Turmoil and life-changing struggle 

We are the heirs of the Civil Rights movement, which has demanded Black Americans be able to access educational, economic, and social opportunities. Today, the Black Lives Matter movement is working to continue the work of the Civil Rights movement and prior generations, which has barely begun. 

Now that our cell phones can capture and instantly transmit images from everyday microaggressions to police brutality against Black people in this country, many white Americans are just now learning just how deep the racism cuts.  

Added to this new tech that can highlight injustice, we now have the first Black woman Vice President and the first Black woman Supreme Court justice to help right some of those wrongs. In 2022, there were three Black Senators and 58 Black members of the House of Representatives in the 117th Congress. In 1962, the 87th Congress included only four Black members, all of them in the House.  

Another point of pride in 2022: USC quarterback Caleb Williams became the 37th Black recipient of the Heisman Trophy.  

Soaring prices and stagnant wages make many Americans of all backgrounds in 2022 feel like they just can’t get ahead. The economy still hasn’t fully recovered from the pandemic, and immense structural inequalities still exist. Saturated in digital media and social media platforms, people talk past one another politically and culturally. And sometimes it feels like we’re constantly at one another’s throats.  

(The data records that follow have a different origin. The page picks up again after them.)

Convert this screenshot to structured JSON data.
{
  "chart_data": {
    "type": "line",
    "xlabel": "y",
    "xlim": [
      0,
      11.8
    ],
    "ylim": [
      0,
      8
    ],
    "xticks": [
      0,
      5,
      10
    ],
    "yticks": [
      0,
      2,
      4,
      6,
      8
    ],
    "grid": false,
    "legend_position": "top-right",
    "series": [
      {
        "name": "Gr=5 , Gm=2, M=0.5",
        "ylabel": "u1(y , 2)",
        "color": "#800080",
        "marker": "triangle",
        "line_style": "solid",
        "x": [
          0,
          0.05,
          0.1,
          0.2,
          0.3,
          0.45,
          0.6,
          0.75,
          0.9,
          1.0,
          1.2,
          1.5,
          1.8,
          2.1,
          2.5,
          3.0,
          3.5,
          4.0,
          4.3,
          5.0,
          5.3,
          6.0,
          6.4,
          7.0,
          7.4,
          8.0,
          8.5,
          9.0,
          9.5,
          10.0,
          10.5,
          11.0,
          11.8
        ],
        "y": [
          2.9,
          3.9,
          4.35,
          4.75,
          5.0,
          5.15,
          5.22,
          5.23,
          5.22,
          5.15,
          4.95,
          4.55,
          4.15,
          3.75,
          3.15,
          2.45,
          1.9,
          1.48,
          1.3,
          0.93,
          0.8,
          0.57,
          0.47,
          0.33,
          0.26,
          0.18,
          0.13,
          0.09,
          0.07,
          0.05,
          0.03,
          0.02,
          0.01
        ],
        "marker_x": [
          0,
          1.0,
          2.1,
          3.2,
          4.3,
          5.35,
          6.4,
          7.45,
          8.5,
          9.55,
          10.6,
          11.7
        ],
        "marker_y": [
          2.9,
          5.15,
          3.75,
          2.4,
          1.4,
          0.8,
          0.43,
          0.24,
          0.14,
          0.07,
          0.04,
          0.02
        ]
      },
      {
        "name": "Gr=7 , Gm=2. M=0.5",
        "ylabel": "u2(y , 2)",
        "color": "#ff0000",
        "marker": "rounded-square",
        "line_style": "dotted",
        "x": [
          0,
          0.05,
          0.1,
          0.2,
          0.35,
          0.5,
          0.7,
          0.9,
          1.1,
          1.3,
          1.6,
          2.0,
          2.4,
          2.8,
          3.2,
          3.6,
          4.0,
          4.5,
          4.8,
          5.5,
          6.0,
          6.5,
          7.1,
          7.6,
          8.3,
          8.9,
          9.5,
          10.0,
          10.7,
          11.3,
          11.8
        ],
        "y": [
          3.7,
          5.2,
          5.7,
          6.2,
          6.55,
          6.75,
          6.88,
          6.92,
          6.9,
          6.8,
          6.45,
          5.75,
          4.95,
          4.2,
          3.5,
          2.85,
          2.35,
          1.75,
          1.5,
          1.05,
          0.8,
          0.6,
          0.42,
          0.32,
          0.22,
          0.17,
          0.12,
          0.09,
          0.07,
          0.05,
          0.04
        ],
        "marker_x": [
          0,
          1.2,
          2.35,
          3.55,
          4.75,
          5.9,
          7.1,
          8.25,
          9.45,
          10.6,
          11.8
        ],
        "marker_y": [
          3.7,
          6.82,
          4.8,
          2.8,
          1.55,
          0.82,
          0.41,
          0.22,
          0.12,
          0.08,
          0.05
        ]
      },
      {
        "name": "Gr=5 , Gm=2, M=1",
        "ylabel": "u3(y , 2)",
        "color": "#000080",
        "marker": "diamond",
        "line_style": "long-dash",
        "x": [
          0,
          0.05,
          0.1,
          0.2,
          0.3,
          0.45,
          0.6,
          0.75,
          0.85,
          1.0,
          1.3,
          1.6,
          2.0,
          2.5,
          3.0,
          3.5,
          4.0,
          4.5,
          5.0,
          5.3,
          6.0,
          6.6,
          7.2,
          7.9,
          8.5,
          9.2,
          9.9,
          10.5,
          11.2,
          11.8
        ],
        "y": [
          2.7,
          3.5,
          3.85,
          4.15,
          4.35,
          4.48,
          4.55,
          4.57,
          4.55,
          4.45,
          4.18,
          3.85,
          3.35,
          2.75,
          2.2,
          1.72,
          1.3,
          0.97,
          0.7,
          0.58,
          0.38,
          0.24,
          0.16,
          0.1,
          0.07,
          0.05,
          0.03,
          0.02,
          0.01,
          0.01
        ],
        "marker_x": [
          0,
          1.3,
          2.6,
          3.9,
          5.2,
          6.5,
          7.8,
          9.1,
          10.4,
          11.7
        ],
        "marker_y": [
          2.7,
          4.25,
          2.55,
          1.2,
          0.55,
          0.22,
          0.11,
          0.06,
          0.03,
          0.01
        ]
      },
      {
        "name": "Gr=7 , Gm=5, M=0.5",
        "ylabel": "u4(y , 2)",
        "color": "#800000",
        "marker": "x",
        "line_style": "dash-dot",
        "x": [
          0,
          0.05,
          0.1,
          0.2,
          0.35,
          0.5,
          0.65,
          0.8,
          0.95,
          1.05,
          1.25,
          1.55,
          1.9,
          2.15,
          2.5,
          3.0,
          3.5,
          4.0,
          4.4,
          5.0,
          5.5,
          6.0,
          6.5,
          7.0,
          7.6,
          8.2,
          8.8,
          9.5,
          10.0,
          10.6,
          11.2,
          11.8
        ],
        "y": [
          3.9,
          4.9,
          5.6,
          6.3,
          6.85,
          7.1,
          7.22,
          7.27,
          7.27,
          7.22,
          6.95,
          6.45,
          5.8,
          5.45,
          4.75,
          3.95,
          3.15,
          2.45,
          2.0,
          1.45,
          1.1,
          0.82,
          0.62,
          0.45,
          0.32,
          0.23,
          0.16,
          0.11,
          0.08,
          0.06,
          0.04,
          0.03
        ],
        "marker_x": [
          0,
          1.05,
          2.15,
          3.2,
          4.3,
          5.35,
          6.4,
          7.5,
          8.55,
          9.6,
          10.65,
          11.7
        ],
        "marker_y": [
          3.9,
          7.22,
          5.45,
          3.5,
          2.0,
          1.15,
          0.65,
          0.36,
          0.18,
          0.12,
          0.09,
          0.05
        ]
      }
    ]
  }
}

Going forward we need to live up to our potential 

However, 2022 America could stand to take up the gauntlet thrown down by Dr. King in September 1962. Talking about his faith in the movement toward justice, he said that we could “adjourn the councils of despair [and] transform the jangling discords [into]  a beautiful symphony of brotherhood.”  

We need to take that as a challenge, not a foregone conclusion, and put every shoulder to the wheel towards engaging with that process.